Alors que la mise en place expérimentale d’une salle d’injection contrôlée vient d’être autorisée par le Premier ministre, l’Académie nationale de médecine rejette l’initiative déjà exprimée dans un avis de janvier 2011.
Arguments avancés, il convient de traiter les addictions et non de les entretenir.
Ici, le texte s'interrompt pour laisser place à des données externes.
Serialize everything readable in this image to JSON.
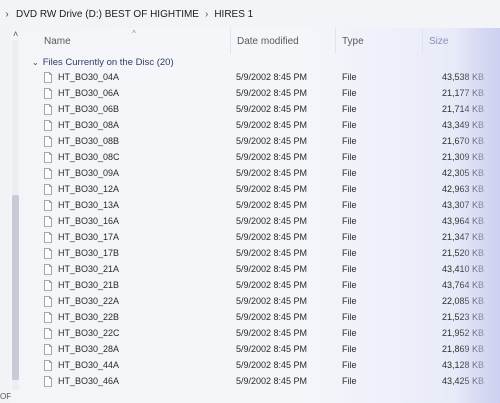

De plus, la France s’est dotée de nombreuses structures d’accueil pour les toxicomanes où sont délivrés des produits de substitution.
Résultat, l’Hexagone serait au premier rang quant au nombre de patients (140 000) bénéficiant de cette prise en charge.
Enfin, l’institution énonce les nombreux obstacles qui s’opposent à ce projet.
Bertrand Delanoé et le député de Paris Jean-Marie Le Guen pour leur part se félicitent de l’accord donné et rappellent l’accord de la ville à une expérimentation dès octobre 2010.